The painful change has forced him to rethink presentation. "We just have to recalibrate how we are doing this art-making in a deep way, think about how we can create shows and not compromise the artistic vision."

The Swimming Pool Library takes its name from British author Alan Hollinghurst's 1988 novel, which Tan borrowed from the Bedok Library when he was in Secondary 2. The book was a revelation for the young boy from a conservative, religious family who was going through a tough time.

Tan says the book's title also resonated with him. "The swimming pool has always been a site of anxiety - of my body, of desire. The library has always been my safe haven.

"The novel was so mind-blowing. It's the vision of what a world can look like, how people can exist. So I chose the title because of that."

The show spans the breadth of his practice, from drawing and 3D printing to paper theatre and multimedia installations.

He says: "The exhibition deals with a lot of things, not just sexuality but also my own past when I was sexually assaulted, the trauma that happened."

He is also exploring masculine identities. "It's time to create a new world where you don't have to be Rambo to be a man."

The production is the first he is presenting as part of the artistic atelier that he is directing for T:>Works. While he is mainly known for his film and multimedia work, his roots are in fine arts and the atelier will allow him to explore his practice in more depth.

The Swimming Pool Library takes its name from British author Alan Hollinghurst's 1988 novel. PHOTO: T:>WORKS

He has already mapped out projects for the next four years and hopes the atelier framework will also allow for deeper audience engagement.

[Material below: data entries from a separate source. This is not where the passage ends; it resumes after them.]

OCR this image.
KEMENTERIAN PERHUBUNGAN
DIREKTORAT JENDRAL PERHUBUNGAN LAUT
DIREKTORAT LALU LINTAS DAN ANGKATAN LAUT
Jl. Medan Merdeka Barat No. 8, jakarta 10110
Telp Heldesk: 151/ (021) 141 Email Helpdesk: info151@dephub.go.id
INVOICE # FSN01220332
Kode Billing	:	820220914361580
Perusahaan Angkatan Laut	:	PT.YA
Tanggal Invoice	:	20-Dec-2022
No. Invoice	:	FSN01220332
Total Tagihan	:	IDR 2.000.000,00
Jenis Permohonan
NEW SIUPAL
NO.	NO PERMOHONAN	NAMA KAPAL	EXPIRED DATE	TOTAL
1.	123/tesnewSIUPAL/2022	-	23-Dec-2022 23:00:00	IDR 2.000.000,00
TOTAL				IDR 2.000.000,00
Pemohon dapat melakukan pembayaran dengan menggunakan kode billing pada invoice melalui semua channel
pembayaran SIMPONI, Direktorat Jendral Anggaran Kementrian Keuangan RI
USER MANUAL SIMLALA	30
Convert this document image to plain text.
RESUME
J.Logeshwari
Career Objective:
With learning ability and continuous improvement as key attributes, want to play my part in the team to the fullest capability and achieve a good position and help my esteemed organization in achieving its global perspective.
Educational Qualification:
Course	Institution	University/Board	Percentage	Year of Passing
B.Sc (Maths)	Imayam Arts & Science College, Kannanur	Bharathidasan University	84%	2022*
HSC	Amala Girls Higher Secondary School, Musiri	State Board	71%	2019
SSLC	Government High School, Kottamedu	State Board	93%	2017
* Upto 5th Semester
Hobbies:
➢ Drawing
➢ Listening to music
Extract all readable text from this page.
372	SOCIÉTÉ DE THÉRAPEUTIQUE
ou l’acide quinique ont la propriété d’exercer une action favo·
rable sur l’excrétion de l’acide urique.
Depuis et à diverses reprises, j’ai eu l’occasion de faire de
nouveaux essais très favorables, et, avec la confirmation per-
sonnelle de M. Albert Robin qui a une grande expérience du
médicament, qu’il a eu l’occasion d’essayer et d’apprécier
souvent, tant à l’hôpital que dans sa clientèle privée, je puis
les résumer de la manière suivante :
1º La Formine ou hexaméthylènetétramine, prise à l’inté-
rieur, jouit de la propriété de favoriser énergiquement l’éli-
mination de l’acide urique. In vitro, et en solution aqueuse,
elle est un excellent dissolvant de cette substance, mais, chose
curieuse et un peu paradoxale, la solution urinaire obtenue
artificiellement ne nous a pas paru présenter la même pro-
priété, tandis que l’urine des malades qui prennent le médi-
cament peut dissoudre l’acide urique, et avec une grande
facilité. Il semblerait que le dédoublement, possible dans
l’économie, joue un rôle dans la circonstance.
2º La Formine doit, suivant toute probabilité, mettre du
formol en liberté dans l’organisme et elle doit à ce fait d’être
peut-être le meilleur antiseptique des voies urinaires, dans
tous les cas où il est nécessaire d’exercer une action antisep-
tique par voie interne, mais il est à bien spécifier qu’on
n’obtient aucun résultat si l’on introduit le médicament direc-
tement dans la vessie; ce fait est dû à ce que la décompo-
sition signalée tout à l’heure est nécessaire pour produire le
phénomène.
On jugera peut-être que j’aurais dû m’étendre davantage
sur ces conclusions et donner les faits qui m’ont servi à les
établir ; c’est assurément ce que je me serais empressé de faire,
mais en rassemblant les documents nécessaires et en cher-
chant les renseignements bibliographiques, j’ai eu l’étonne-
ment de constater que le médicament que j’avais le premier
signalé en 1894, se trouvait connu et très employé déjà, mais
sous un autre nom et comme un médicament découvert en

In this sense, the delay in the visual art component for The Swimming Pool Library is a blessing in disguise. "It's a way to show how the atelier can be. It's not just one or two weekends and the show is over. We will be rethinking how to engage the audience within the next few months leading up to January. We can show the process a bit more, how the art is being produced," he says.

The Swimming Pool Library

Where: 72-13, Mohamed Sultan Road; online
When: Live performance and live stream: Oct 28 to 30, 8pm with a 3pm matinee on Oct 30; exhibition and multimedia installation, Jan 6 to 23, Tuesdays and Wednesdays, noon to 6pm, Thursdays and Fridays, noon to 7pm
Admission: Live performance and live stream: $35 and $15 from; exhibition and multimedia installation, free with registration, timed entries only
Info: T:>Works' website

Correction note: T:>Works clarified that the multimedia installation portion that will be rescheduled to January is not officially part of Singapore Art Week.